Pouvoir disciplinaire

 

LE POUVOIR DISCIPLINAIRE DES FEDERATIONS

 Les fédérations délégataires disposent de pouvoirs disciplinaires.

 Les décisions qu'elles sont amenées à prendre ne sont pas des jugements mais des actes administratifs susceptibles d'être attaqués devant le juge administratif.

 Ø      Les décisions permettant d'assurer le respect de règles techniques sont des décisions qui ne font pas griefs et à l'encontre desquelles tout recours est impossible. (Règles techniques du jeu…)

Ø      Toutes les autres décisions sont susceptibles d'être portées devant le juge administratif.

 1 – La règle de l’épuisement des voies de recours internes :

Les recours internes prévus par le règlement des fédérations doivent être exercés obligatoirement avant toute saisine du juge compétent.
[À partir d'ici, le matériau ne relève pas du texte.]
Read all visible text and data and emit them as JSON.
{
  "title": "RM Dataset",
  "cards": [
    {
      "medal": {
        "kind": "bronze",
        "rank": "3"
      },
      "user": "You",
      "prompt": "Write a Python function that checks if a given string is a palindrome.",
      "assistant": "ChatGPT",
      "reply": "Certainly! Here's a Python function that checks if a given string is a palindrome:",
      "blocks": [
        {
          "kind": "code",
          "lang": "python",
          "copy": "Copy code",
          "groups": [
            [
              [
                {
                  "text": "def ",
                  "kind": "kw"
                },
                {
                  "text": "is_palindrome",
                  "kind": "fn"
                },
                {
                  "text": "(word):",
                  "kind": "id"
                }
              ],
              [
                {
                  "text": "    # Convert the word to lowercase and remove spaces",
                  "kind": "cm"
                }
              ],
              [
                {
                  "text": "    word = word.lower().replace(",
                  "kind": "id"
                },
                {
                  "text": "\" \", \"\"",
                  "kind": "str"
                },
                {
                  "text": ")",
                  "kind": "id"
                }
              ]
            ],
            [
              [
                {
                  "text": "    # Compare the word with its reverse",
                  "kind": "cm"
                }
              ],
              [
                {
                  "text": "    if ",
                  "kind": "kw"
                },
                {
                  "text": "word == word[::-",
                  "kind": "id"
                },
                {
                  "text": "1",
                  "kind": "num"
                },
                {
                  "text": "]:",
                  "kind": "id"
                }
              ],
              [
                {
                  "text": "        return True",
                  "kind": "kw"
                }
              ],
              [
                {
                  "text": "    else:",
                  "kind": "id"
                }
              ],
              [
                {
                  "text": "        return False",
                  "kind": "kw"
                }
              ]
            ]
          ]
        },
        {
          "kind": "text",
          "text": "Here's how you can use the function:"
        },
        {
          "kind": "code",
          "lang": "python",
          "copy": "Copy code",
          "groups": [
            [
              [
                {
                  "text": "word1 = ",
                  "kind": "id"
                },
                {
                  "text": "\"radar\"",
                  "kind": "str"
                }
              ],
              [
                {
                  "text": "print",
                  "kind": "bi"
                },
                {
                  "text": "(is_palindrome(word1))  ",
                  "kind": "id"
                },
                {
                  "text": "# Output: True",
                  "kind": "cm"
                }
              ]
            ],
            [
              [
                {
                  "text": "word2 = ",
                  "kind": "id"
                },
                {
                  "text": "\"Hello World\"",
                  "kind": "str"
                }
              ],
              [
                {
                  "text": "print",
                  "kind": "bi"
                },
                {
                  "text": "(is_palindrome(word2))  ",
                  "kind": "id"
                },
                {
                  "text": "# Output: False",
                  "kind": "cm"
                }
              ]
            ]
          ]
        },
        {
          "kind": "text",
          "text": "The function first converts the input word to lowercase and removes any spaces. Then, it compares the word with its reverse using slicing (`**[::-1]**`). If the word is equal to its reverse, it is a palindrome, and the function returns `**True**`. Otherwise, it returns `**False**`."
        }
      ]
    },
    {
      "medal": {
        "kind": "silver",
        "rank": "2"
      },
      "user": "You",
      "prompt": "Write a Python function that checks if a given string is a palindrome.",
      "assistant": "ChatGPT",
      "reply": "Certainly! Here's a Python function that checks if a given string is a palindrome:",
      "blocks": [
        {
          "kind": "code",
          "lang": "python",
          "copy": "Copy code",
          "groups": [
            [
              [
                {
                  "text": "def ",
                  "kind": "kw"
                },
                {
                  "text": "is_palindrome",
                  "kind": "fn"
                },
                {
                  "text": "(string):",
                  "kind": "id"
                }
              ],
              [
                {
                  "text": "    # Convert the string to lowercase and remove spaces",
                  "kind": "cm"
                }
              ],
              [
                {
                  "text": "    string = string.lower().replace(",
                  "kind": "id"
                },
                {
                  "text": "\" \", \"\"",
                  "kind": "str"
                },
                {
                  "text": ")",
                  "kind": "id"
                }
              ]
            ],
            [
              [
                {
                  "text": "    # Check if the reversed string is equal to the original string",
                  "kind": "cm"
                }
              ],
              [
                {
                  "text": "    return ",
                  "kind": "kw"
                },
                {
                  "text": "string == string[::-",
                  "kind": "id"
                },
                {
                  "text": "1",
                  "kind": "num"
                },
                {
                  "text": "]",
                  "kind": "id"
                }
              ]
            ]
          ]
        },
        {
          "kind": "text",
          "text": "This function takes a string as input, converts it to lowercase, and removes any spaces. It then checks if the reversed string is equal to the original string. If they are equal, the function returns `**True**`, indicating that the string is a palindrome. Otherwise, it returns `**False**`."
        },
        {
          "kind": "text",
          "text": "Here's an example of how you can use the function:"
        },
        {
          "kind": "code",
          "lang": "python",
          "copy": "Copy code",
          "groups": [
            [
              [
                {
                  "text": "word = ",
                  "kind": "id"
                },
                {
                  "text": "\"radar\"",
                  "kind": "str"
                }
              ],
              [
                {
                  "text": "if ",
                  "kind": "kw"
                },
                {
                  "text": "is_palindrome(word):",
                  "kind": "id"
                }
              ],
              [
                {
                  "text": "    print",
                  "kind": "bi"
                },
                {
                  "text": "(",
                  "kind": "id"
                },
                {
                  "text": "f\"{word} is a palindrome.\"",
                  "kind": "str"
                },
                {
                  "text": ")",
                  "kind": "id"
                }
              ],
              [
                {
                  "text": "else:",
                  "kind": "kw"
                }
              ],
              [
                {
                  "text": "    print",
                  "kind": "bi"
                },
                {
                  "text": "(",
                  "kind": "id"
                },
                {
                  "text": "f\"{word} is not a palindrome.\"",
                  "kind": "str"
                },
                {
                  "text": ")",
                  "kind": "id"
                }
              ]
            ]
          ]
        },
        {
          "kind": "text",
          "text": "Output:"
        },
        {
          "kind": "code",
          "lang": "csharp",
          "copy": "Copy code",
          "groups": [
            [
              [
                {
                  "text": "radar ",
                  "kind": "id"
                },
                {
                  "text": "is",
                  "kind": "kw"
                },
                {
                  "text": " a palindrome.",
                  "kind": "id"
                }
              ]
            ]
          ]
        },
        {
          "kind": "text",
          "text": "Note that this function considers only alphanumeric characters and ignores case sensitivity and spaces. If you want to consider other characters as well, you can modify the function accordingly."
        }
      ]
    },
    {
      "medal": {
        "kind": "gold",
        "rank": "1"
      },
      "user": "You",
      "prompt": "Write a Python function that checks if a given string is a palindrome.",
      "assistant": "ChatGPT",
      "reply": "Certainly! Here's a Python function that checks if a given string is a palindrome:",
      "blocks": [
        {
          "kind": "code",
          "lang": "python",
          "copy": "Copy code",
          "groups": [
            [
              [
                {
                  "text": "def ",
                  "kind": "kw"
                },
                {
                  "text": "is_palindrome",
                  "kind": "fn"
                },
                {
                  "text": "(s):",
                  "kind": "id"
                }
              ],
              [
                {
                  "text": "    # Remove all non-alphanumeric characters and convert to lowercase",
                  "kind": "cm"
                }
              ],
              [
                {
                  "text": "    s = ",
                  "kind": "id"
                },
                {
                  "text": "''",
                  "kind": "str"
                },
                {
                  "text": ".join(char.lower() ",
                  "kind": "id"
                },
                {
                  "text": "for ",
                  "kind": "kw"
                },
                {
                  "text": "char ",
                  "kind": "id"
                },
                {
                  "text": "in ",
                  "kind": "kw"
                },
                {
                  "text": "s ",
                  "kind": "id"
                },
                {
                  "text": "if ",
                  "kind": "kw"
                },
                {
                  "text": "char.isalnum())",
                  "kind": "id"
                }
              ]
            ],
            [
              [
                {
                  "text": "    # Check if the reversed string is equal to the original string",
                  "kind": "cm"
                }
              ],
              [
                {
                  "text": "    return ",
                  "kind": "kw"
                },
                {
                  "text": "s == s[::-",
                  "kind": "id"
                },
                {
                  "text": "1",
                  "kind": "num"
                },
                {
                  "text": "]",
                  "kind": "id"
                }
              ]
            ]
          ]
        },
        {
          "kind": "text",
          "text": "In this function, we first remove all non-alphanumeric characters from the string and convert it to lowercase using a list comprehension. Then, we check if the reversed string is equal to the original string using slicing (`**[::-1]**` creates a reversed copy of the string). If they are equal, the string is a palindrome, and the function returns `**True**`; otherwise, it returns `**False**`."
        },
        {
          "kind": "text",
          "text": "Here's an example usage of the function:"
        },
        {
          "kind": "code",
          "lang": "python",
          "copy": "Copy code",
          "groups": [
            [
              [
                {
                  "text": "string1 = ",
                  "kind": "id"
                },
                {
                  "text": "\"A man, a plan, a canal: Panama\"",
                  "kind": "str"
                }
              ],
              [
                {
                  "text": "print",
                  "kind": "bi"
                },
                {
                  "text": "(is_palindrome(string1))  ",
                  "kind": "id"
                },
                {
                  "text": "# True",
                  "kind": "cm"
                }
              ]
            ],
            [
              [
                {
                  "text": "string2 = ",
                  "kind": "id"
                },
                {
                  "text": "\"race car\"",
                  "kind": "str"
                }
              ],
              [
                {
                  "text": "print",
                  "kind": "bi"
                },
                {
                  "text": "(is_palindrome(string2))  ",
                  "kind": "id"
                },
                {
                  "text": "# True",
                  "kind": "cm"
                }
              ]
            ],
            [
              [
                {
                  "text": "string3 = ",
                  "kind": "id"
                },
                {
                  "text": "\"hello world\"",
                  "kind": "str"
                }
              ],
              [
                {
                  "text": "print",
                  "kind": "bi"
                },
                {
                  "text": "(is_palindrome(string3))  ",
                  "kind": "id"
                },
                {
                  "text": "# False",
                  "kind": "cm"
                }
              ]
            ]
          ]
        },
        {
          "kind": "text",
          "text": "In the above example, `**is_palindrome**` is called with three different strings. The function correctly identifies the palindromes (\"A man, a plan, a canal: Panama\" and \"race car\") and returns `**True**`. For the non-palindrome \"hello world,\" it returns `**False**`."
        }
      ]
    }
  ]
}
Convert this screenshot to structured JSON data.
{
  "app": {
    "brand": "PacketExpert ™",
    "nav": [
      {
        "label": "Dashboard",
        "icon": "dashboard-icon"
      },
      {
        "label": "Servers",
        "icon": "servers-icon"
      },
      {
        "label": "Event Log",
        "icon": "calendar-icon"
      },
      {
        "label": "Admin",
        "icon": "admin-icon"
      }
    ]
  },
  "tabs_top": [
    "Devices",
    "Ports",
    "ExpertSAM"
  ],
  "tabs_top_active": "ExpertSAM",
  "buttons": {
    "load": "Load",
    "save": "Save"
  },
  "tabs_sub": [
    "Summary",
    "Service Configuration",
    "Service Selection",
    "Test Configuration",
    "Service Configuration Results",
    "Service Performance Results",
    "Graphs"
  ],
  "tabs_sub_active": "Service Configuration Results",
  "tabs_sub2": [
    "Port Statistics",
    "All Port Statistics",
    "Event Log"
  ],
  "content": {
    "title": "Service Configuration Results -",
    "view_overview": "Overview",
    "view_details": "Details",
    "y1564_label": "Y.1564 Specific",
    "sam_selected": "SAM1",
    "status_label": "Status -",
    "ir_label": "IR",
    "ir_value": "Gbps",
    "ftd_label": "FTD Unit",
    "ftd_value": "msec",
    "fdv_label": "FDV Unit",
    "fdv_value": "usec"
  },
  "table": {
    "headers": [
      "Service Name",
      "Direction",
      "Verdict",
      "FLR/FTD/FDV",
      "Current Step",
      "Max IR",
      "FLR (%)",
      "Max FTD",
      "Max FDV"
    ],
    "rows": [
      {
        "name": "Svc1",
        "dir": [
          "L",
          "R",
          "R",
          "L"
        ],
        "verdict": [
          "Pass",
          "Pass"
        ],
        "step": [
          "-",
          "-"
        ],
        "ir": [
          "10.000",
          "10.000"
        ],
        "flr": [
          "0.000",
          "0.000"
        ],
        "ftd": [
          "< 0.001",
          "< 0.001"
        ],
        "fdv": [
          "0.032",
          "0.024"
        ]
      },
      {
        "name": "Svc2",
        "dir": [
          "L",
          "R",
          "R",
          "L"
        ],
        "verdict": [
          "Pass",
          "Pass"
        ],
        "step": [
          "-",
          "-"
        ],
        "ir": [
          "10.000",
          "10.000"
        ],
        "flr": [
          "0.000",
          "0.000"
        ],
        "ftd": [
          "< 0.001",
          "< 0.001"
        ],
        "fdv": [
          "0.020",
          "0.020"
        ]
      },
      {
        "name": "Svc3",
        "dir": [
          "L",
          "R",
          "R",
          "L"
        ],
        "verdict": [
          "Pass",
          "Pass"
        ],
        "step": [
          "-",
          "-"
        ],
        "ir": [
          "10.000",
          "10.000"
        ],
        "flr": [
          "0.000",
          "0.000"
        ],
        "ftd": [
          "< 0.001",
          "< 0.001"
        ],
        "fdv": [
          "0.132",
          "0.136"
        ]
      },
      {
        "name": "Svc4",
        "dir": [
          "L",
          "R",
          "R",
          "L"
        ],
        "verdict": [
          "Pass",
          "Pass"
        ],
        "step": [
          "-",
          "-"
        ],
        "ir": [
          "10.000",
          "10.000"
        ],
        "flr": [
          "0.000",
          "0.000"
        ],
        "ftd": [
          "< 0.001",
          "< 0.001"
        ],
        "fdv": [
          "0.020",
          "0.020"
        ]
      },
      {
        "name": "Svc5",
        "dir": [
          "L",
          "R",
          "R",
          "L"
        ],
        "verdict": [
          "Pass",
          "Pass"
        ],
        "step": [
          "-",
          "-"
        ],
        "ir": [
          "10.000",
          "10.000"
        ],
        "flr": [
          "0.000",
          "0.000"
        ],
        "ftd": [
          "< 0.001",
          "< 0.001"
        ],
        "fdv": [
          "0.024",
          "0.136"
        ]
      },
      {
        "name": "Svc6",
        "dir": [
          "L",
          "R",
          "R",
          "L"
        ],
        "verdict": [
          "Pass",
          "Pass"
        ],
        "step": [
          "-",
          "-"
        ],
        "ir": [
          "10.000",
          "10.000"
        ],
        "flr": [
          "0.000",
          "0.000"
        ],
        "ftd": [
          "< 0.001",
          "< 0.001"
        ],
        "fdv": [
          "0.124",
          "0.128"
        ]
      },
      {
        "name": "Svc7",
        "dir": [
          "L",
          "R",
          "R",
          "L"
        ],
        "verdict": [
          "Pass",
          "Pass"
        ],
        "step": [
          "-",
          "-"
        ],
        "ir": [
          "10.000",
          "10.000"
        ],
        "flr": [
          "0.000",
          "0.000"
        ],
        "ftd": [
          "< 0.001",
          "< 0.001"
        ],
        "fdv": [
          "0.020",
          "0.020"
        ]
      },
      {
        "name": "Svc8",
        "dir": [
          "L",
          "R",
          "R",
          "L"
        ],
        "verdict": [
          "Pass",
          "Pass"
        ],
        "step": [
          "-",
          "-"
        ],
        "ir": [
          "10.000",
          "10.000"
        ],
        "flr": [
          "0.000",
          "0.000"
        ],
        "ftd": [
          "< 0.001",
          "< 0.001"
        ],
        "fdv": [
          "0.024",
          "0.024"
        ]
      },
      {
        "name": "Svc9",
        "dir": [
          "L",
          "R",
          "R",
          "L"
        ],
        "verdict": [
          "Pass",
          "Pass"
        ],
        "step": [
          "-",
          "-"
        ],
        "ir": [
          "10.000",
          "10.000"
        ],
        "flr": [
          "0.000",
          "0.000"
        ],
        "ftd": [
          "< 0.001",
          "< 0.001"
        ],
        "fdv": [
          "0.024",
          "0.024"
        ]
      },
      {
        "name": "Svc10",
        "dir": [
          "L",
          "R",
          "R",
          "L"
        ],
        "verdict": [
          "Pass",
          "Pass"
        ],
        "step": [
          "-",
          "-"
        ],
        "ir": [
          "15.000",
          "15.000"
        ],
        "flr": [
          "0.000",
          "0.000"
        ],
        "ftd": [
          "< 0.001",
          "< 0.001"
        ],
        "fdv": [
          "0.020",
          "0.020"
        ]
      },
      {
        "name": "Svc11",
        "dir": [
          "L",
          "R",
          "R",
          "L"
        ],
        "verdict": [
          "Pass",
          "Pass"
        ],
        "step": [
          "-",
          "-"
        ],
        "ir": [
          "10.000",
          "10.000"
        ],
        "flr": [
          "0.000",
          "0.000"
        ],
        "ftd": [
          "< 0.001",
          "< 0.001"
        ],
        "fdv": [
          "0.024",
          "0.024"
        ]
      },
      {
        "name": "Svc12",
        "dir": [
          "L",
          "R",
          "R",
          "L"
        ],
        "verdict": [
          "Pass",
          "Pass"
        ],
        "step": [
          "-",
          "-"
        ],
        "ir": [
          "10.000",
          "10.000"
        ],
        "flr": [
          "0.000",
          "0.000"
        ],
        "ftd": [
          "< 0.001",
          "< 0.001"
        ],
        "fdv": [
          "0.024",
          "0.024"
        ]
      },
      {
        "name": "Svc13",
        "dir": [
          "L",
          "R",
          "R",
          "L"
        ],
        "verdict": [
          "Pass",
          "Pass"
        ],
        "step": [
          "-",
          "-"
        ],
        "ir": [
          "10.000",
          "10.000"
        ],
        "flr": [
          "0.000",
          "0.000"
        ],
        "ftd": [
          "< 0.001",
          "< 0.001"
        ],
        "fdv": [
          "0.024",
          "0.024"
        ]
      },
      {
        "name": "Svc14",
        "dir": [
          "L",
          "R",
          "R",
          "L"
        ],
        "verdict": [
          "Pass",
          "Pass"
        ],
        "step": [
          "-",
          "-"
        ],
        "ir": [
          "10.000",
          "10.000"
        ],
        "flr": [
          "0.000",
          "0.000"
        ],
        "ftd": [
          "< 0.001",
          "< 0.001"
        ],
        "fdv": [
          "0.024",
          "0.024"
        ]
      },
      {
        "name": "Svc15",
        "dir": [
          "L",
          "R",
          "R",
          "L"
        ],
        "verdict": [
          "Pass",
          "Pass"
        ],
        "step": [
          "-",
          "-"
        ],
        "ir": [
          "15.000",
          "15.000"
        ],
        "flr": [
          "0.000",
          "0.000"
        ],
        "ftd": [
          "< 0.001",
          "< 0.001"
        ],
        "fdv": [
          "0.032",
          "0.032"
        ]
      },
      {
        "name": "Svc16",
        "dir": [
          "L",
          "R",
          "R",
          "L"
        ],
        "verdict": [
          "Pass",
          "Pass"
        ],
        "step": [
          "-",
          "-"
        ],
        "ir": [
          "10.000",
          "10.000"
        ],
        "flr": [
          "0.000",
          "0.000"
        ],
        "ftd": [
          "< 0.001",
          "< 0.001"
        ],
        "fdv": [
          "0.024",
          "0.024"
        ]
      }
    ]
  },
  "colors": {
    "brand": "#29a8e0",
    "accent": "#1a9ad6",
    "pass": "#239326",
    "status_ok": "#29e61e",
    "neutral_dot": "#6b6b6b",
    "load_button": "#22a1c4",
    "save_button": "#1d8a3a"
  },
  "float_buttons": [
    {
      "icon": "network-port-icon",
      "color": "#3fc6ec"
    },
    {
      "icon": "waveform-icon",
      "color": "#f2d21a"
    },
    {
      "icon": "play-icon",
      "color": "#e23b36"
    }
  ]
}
Ce n'est qu'une fois que ces voies ont été épuisées qu'il sera possible de saisir les juridictions. 

Cette règle obligera par conséquent un sportif a intenté des recours devant toutes les commissions disciplinaires de première instance et d'appel avant d'envisager d'intenter un recours juridictionnel. 

2 – L’étendue du pouvoir disciplinaire : 

Les fédérations disposent d'un pouvoir disciplinaire sur l'ensemble de leurs licenciés dès lors qu'une faute de nature à justifier une sanction a été commise. 

Sur le plan  international, les fédérations internationales peuvent elles aussi exercer leur pouvoir disciplinaire à l'encontre d'une fédération nationale. 

3 - les sanctions disciplinaires : 

Deux types d'infractions peuvent donner lieu à des sanctions disciplinaires : 

Ø      Les infractions aux règles techniques et de jeux fixées par la fédération. La fédération est ici garante du comportement sportif et du respect des règles afin d'assurer la régularité des compétitions.

Ø      Les atteintes ou les manquements aux règles fédérales non techniques. Il s'agit de sanctionner  les manquements aux règles de fonctionnement définies par la fédération que ce soit au niveau des clubs, des joueurs, des entraîneurs, des arbitres ou bien même des atteintes à l'éthique sportive visant à promouvoir le comportement sportif dans le respect des règles.

Les fédérations sportives françaises qui sont soumises au décret du 7 janvier 2004 doivent respecter un règlement disciplinaire type auquel les fédérations agréées doivent se conformer. 

L'instance disciplinaire doit répondre à des exigences de compétence, d'impartialité et d'indépendance. 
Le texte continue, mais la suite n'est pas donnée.